For the first time since the election in October 2023, Chris Hipkins has overtaken Christopher Luxon as the preferred prime minister in a key poll – though only by a hair. The latest Taxpayer’s Union-Curia poll has Chris Hipkins jumping 3.1 points to 20.7%, beating Luxon on 20.3%. Perhaps surprisingly given the increasing number of negative headlines about Luxon’s leadership in recent weeks, Hipkins’ gains come not from Luxon – the PM only dropped 0.4% points from last month’s poll – but rather from Greens co-leader Chlöe Swarbrick, who fell 4.1 points to 4.8%. David Seymour dropped 1.4 points to 5.0%.

As for party support, Monday’s poll (conducted March 2-4) shows increases in support for National, Labour and Te Pāti Māori, with Act, the Greens and NZ First sinking. The poll again shows that, were the election to be held today, the left bloc of Labour, the Greens and TPM would be able to form a government.

Where is Luxon going wrong?

While the TPU-Curia poll was in the field after Luxon’s car crash Hosking interview, it was completed before speculation about his leadership really picked up steam. In yesterday’s Bulletin we picked out a couple of choice quotes from Duncan Garner’s excoriation of Luxon in the Listener, but doubts about the PM’s future are being raised elsewhere as well. In the NZ Herald (Premium paywalled), Matthew Hooton focuses on Luxon’s alleged mishandling of the global investment summit – Luxon’s brainchild – which opens this Thursday. The summit is now in Chris Bishop’s hands, Hooton writes, and “the best that can be expected is that Bishop has managed to put some lipstick on Luxon’s pig”.

Over in Newsroom, Peter Dunne argues that what was, pre-election, one of Luxon’s greatest strengths – his ability to be a “clear-thinking, decisive leader” – today comes across “more and more like staccato, rote-learnt messages being recited in a robotic way”. Still, Dunne isn’t convinced by Garner’s claim that Luxon is living on borrowed time. “For National, winning and holding power is its dominant political aspiration. Every time they have changed leaders during a term of government – 1957, 1972, 1997 and 2016 – they have lost the next election. They are not going to tempt fate once again.”

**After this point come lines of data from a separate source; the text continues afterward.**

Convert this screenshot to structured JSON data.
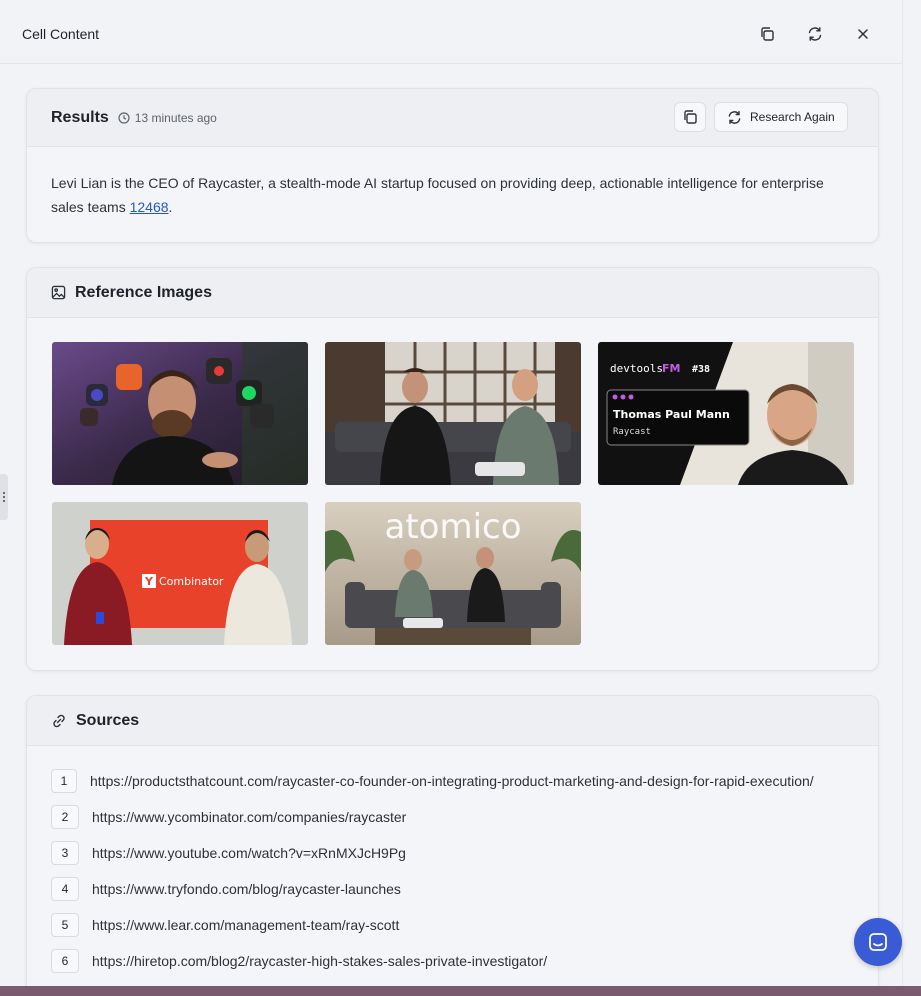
{
  "panel": {
    "title": "Cell Content"
  },
  "results": {
    "title": "Results",
    "timestamp": "13 minutes ago",
    "research_again_label": "Research Again",
    "text_before_link": "Levi Lian is the CEO of Raycaster, a stealth-mode AI startup focused on providing deep, actionable intelligence for enterprise sales teams ",
    "link_text": "12468",
    "text_after_link": "."
  },
  "reference_images": {
    "title": "Reference Images",
    "images": [
      {
        "kind": "photo",
        "icon": "person-with-app-icons-photo"
      },
      {
        "kind": "photo",
        "icon": "two-people-on-sofa-photo"
      },
      {
        "kind": "podcast-thumbnail",
        "show": "devtools",
        "show_suffix": "FM",
        "episode": "#38",
        "guest": "Thomas Paul Mann",
        "guest_company": "Raycast"
      },
      {
        "kind": "photo",
        "sign_text": "Combinator",
        "sign_letter": "Y"
      },
      {
        "kind": "photo",
        "sign_text": "atomico"
      }
    ]
  },
  "sources": {
    "title": "Sources",
    "items": [
      {
        "num": "1",
        "url": "https://productsthatcount.com/raycaster-co-founder-on-integrating-product-marketing-and-design-for-rapid-execution/"
      },
      {
        "num": "2",
        "url": "https://www.ycombinator.com/companies/raycaster"
      },
      {
        "num": "3",
        "url": "https://www.youtube.com/watch?v=xRnMXJcH9Pg"
      },
      {
        "num": "4",
        "url": "https://www.tryfondo.com/blog/raycaster-launches"
      },
      {
        "num": "5",
        "url": "https://www.lear.com/management-team/ray-scott"
      },
      {
        "num": "6",
        "url": "https://hiretop.com/blog2/raycaster-high-stakes-sales-private-investigator/"
      }
    ]
  },
  "colors": {
    "accent": "#3a5bd6",
    "link": "#2458c8",
    "yc_orange": "#e8432a"
  }
}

‘As if someone tricked a labrador into putting on a suit’

But let’s just imagine Luxon were to go – who would replace him? According to Danyl McLauchlan in the Listener (paywalled), it would ultimately come down to Nicola Willis or Chris Bishop. (Side note: apparently they’re a ‘“power duo” sometimes referred to as “Bishola”???)

In Willis’s favour, “her admirers argue her talents are more suited to the leadership role than the technocratic grind of the finance portfolio. And National struggles with women voters: if her caucus saw evidence she could turn that around, she would be hard to argue against,” writes McLauchlan.

“But Bishop has been the more impressive minister. He cuts a somewhat dishevelled figure – as if someone tricked a labrador into putting on a suit – but he’s a shrewd strategist and formidable debater with a knack for seeing the systemic issues behind a problem.”